Heidi Washington lodged her criticism in a briefing with reporters days after a Republican senator suggested that Gov. Rick Snyder’s budget proposal favors inmates over schoolkids. The Snyder administration typically has not aggressively pushed back so much in public against spending blueprints passed by the GOP-led Legislature.
“We would have many, many staff that would be losing their jobs. We would be operating our facilities in a manner that I don’t think is safe. And our ability to deliver the programs that ultimately get us to the point of closing a prison, our ability to do that, would be severely diminished - if not lost,” Washington said.
Sen. John Proos, who chairs the Senate Appropriations Corrections Subcommittee, said last week that Snyder is proposing a “dramatic spike” in spending on a per-prisoner basis. Spending on prison facilities, which accounts for half of the Corrections Department’s $2 billion annual budget, will total $1.09 billion this fiscal year and would grow by about 1 percent to nearly $1.1 billion in the next fiscal year, he said.
Proos estimated that the inmate population will fall by nearly 2,000, which would equal a per-prisoner spending boost of $1,440, according to his calculations. The Senate corrections budget would spend $28.3 million less than in the current fiscal year and $40 million less than what the Republican suggested.
“Those dollars would be better put to use in our classrooms, on our roads or in the pocketbooks of Michigan taxpayers - not on empty prison beds and buildings,” said Proos, a St. Joseph Republican.
But corrections officials say inmate numbers will not decline enough to allow the state to close another prison after one already was shut last September, and across-the-board cuts at Michigan’s 30 prisons would be detrimental.

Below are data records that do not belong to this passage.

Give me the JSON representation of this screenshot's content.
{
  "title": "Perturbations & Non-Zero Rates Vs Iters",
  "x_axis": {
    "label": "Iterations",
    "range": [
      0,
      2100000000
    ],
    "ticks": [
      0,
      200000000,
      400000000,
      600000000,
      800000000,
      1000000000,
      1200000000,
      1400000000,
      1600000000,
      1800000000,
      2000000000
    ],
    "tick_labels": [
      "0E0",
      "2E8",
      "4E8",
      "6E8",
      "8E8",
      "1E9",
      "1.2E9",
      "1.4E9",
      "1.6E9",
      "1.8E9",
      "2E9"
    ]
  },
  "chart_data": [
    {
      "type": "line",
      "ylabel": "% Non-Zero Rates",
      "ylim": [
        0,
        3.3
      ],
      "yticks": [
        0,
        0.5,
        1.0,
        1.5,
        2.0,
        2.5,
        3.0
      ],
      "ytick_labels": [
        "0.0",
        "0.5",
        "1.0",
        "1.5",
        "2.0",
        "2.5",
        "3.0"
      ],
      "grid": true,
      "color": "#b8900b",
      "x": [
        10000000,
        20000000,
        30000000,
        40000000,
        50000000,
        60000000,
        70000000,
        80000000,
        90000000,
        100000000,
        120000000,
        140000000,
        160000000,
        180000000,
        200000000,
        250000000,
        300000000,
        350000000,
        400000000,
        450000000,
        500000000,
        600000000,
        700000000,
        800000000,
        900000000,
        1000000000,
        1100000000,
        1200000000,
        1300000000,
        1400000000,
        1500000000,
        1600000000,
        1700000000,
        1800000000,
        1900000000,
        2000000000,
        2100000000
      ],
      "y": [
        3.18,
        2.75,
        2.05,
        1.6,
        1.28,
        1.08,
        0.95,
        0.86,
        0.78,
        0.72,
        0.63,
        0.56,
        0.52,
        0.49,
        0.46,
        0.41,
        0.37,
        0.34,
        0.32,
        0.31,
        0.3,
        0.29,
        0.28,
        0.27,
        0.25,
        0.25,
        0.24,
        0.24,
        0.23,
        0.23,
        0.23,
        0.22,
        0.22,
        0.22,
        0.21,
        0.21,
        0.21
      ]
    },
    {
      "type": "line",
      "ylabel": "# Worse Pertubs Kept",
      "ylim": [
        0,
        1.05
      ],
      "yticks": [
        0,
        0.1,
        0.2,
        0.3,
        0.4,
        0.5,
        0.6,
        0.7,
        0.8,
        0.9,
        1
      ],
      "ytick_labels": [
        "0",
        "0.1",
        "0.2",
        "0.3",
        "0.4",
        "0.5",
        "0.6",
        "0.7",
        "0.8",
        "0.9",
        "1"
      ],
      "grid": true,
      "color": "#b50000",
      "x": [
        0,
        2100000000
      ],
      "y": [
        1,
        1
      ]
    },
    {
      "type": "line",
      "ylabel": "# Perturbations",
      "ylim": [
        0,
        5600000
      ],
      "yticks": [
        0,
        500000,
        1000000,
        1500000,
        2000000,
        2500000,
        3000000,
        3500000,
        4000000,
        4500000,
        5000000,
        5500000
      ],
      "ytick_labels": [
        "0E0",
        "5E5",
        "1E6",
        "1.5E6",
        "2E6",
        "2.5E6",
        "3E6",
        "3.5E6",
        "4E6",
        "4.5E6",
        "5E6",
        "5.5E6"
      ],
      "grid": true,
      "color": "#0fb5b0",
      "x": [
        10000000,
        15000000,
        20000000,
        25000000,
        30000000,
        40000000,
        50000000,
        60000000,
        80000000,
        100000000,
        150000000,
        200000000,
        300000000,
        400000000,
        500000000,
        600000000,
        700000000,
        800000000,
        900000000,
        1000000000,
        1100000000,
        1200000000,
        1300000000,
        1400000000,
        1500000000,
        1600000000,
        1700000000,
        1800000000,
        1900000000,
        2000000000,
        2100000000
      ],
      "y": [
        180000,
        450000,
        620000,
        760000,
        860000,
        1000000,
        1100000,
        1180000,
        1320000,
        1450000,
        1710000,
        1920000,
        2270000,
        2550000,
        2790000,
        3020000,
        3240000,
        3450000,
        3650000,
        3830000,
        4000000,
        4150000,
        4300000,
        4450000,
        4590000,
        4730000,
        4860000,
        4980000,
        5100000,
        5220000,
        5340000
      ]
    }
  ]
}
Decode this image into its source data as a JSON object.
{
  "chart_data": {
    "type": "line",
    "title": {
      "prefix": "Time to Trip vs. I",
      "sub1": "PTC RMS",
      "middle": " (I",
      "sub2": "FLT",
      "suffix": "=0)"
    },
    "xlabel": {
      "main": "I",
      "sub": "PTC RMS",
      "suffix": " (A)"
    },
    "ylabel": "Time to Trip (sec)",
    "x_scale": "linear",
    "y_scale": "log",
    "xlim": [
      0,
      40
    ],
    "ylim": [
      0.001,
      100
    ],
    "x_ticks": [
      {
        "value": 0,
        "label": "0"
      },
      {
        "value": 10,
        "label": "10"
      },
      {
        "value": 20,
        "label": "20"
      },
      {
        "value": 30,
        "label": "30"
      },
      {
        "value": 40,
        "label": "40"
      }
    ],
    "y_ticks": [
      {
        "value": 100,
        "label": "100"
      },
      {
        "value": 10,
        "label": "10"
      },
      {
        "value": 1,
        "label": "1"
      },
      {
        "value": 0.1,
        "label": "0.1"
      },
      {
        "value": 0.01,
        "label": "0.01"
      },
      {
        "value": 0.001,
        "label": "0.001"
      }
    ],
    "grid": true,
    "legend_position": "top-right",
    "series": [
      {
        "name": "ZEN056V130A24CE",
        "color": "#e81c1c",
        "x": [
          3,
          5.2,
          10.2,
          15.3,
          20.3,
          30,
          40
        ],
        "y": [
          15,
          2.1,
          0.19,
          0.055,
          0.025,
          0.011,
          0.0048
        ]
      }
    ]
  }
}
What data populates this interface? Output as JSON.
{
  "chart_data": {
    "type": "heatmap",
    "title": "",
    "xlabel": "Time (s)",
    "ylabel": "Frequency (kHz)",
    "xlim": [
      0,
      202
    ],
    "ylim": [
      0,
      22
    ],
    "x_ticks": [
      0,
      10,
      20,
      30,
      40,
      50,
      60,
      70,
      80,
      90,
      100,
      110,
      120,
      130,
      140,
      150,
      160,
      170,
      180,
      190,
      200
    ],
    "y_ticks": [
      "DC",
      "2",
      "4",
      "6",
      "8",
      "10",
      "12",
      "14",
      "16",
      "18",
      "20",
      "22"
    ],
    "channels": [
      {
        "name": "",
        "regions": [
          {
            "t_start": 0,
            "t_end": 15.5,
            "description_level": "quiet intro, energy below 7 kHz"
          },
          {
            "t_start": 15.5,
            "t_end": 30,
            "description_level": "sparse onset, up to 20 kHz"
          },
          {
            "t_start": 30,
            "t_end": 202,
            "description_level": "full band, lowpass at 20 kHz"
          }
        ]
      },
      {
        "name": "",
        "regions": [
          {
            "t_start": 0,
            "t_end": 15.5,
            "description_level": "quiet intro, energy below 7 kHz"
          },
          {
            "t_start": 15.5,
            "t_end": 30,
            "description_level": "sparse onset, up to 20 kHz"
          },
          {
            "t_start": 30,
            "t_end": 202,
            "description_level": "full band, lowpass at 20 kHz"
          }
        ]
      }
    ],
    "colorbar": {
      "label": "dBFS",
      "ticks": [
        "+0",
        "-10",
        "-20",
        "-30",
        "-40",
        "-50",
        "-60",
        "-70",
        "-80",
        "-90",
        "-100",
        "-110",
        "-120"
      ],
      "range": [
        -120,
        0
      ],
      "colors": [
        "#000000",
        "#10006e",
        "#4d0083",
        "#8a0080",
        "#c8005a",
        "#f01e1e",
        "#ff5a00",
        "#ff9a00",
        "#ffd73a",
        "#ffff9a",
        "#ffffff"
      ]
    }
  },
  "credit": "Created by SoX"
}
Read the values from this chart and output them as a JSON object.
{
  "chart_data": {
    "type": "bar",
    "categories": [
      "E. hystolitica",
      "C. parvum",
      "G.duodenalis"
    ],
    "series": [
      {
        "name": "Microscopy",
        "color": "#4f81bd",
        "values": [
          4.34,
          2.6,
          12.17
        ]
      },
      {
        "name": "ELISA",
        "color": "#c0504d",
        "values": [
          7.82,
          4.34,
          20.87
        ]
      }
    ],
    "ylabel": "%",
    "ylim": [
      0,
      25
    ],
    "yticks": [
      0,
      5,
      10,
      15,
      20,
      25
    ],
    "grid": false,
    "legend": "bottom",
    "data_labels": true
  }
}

They accuse Proos of using population estimates that do not factor in the closure of the Pugsley Correctional Facility and argue that they have kept the overall corrections budget at $2 billion for years despite wage increases and other rising expenses.
“We just closed 1,300 beds and saved the taxpayers $21 million,” Washington said. “We’re not afraid to do that when the time is right.”
The Senate plan would eliminate 363 jobs at a time guards are retiring, according to the Corrections Department. Snyder has proposed spending more than $4 million to train 177 new corrections officers to address higher-than-expected attrition, but senators rejected the funding.
Michigan’s prisoner population fell by about 1,500, to 41,122 in 2016, which was the lowest level in nearly 20 years. It is projected to decline by another 800 in 2017, according to the state.
The House corrections spending plan is more in line with Snyder’s. He and legislators will work to resolve their differences in coming weeks, as they try to finish the next budget in early June, four months before it would take effect.
Washington also criticized a Senate provision that would spend nearly $4.4 million to help buy a new prison, which Proos has said would be the GEO Group’s privately owned North Lake Correctional Facility near Baldwin or the closed state prison in Standish. Proos has said it could make sense to use a newer prison instead of spending to upgrade aging ones, while Washington disagreed.
“If we went to the GEO facility,” she said, “we would have to close two of our facilities.”